Jadi kau pasti paham betapa malunya diriku saat aku gagal melakukan servis dua kali berturut-turut. Bola itu sudah memantul beberapa kali, hampir menggelinding jauh ke selokan, sebelum akhirnya kutangkap dengan wajah memerah. Ini hal yang wajar terjadi pada sebagian besar murid cewek, tapi tidak pernah ada sejarah Daisy Wu payah dalam voli.

"Ayo, Daisy!" teriak Rebecca beberapa meter di sampingku setelah aku kembali ke posisi semula. Di tim lawan, Bertha dan kawan-kawan tidak repot-repot memelankan tawa mereka.

"Smash!" Your face, tambahku dalam hati.

Aku memandang bola putih ringan itu yang akhirnya meluncur ke arah Bertha. Tidak siap dengan serangan awalku, cewek itu hanya berdiri diam sambil melongo bodoh, sampai akhirnya Fei mengambil alih dan memukul bola itu sebelum mengenai wajahnya yang mulus. Aku tidak memerhatikan siapa dari timku yang membalas, dan siapa berikutnya lagi, karena Bertha tiba-tiba menjerit.

"Kau gila ya?" seru Bertha setelah mulai sadar. Sambil menghentakkan sepatu, dia melangkah mendekati jaring dan menatapku marah. Permainan voli yang baru saja berlangsung itu pun dihentikan. Bahkan tim voli cowok ikut berhenti dan menyaksikan kami.

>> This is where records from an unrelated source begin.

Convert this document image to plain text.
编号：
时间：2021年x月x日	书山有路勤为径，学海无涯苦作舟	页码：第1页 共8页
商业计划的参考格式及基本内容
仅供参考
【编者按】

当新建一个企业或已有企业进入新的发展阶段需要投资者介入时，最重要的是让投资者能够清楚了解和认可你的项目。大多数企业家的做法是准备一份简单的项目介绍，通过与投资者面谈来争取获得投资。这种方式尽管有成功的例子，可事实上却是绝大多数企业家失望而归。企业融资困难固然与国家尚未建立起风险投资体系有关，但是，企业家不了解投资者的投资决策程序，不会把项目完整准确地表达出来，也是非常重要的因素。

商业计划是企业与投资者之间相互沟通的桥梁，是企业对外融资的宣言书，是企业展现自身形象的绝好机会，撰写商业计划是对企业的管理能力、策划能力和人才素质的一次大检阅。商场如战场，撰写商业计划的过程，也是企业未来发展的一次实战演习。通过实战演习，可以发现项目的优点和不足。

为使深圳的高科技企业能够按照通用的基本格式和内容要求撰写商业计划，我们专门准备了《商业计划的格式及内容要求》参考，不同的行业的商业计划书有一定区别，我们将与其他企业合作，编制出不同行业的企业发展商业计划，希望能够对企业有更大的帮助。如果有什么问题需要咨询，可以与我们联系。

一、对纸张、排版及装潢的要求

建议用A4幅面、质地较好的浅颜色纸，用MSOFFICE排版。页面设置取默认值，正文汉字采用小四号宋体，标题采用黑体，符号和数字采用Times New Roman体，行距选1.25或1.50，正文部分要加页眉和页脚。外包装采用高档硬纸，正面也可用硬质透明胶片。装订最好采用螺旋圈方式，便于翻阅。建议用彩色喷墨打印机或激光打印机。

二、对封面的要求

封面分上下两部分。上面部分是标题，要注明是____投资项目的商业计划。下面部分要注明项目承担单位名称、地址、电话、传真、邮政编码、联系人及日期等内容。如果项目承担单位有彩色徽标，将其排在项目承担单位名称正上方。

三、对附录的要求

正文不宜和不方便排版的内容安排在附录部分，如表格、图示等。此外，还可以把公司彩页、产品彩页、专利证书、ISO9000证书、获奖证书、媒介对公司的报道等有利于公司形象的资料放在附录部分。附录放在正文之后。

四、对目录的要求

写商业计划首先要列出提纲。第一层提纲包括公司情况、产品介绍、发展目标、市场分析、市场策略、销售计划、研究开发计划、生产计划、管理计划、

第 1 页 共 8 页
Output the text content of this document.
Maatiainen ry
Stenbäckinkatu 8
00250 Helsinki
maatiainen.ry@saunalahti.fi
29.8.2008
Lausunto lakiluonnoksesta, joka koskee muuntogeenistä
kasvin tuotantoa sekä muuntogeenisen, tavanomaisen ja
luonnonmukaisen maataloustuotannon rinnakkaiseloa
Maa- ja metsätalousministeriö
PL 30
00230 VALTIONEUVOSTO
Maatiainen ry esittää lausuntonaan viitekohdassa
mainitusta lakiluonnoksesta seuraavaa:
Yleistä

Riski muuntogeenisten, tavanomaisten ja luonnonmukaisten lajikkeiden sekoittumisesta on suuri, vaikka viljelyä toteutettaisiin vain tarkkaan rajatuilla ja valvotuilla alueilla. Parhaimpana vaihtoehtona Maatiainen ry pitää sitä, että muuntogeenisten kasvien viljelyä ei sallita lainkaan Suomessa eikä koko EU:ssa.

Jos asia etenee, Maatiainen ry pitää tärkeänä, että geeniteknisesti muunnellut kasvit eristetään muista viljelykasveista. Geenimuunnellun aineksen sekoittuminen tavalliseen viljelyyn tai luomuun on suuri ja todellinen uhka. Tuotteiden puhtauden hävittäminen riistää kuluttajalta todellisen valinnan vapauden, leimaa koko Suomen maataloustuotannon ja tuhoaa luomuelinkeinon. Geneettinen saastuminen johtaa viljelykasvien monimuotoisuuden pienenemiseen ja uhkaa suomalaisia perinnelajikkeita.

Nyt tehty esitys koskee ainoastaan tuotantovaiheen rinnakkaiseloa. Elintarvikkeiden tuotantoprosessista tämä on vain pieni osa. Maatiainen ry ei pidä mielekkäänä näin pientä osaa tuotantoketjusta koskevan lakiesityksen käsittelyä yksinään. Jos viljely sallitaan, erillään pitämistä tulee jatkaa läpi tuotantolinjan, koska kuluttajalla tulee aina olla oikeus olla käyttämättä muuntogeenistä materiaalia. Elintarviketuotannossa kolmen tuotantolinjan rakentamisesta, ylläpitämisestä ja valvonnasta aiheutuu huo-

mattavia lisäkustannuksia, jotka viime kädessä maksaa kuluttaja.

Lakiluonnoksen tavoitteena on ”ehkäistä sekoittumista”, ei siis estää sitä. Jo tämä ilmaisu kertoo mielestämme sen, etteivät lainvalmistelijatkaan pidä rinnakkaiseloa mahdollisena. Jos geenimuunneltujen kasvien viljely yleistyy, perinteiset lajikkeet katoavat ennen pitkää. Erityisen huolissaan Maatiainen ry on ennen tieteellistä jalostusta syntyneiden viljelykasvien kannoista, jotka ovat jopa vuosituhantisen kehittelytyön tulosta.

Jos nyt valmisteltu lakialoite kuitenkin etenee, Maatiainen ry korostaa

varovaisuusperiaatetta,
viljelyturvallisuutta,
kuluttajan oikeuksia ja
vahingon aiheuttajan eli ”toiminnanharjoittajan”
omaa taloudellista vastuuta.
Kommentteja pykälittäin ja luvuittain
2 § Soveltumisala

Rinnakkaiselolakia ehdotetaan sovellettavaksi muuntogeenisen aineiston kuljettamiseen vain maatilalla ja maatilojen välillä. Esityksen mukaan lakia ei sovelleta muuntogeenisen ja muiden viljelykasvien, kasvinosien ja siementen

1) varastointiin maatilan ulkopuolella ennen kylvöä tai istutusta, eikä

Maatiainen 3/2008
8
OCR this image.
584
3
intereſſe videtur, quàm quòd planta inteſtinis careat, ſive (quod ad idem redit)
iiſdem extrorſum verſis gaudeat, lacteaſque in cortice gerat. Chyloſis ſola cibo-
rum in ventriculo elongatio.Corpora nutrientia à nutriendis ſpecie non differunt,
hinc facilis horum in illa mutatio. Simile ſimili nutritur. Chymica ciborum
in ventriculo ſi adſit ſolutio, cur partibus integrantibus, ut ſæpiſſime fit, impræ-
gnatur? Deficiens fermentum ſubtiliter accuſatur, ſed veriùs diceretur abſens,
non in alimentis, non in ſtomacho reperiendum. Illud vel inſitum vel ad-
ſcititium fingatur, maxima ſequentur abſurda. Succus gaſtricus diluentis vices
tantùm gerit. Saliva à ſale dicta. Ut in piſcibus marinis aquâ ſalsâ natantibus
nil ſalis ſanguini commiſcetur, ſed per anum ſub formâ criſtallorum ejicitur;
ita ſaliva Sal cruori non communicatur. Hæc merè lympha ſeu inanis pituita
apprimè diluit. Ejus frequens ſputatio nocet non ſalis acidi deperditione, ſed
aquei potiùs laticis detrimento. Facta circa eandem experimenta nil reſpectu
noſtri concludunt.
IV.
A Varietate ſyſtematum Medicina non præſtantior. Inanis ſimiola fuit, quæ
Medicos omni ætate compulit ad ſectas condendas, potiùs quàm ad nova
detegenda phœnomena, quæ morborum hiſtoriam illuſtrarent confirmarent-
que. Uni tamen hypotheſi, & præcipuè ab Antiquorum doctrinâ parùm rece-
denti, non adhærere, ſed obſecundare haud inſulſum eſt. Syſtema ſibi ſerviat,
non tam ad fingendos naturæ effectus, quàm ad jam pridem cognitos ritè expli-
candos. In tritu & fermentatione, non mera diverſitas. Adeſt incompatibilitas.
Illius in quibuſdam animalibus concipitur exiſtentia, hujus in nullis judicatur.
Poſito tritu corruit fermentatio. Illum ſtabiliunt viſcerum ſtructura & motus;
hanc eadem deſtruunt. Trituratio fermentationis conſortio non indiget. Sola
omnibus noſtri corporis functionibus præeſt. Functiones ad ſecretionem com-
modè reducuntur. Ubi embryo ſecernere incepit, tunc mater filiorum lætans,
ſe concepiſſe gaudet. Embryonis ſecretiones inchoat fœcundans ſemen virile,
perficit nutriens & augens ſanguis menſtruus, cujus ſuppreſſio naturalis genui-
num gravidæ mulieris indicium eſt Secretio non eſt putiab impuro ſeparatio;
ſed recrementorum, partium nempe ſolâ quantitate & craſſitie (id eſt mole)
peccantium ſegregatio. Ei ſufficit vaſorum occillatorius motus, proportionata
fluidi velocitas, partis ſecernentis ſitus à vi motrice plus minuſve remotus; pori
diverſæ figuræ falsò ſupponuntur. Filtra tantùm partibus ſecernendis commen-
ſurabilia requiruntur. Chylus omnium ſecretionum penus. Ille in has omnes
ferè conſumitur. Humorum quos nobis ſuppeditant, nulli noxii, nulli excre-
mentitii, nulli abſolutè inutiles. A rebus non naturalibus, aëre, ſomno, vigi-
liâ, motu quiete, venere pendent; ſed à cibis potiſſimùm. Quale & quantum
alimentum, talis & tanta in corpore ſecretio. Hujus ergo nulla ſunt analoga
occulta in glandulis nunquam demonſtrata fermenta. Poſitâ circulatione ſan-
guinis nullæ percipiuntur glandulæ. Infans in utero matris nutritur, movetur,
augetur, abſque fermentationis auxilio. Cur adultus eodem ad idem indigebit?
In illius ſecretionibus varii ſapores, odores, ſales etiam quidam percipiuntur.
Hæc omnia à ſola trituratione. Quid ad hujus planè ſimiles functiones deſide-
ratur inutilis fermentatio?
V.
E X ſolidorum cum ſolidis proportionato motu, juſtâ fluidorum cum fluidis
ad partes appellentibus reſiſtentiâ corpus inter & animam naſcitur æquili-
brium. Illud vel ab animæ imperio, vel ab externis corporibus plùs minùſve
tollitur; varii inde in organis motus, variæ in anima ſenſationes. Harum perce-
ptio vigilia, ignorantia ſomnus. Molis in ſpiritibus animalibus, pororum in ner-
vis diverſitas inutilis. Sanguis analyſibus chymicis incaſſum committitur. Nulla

Kubalas Bertha dengan tatapan sebingung mungkin. "Huh?"

"Sudah, Bertha," kata Fei sambil menepuk bahunya. Sebelah tangannya lagi sibuk memeluk bola, sesuatu yang tidak akan dilakukan sebagian cewek lain karena takut kaus mereka kotor.

"Daisy sengaja menembakku!" Bertha menunjukku dengan marah.

Dari berbagai sudut pandang, tentu saja yang kulakukan itu logis, dan aku bisa membalas Bertha dengan mudah karena dialah yang bertindak kekanakan di sini. Seharusnya kujawab semacam, 'Tentu saja, Bertha, karena terakhir kali kuingat, kau ini anggota tim lawanku, bukannya manekin.'

Alih-alih mencibir dan terlihat keren, aku malah mematung dengan wajah yang kuyakini pasti pucat. Keringat membasahi dahiku, yang kuyakini bukan akibat pemanasan sekilas atau pukulan pertama tadi. Di mata semua orang sekarang, aku sedang ketakutan karena teriakan Bertha.

Karena mereka, termasuk Bertha, tidak bisa melihat Mila yang berdiri di belakang cewek itu.

Mila tidak mengatakan apa pun. Dia hanya tersenyum mengerikan sambil menyentuh pundak Bertha, seakan memberi semangat saat cewek itu masih mengomeliku dengan kalimat tidak penting. Tanpa sadar aku menoleh pada Rebecca, yang menatapku prihatin, kemudian sepertinya salah mengartikan isyaratku dan malah berjalan mendekat.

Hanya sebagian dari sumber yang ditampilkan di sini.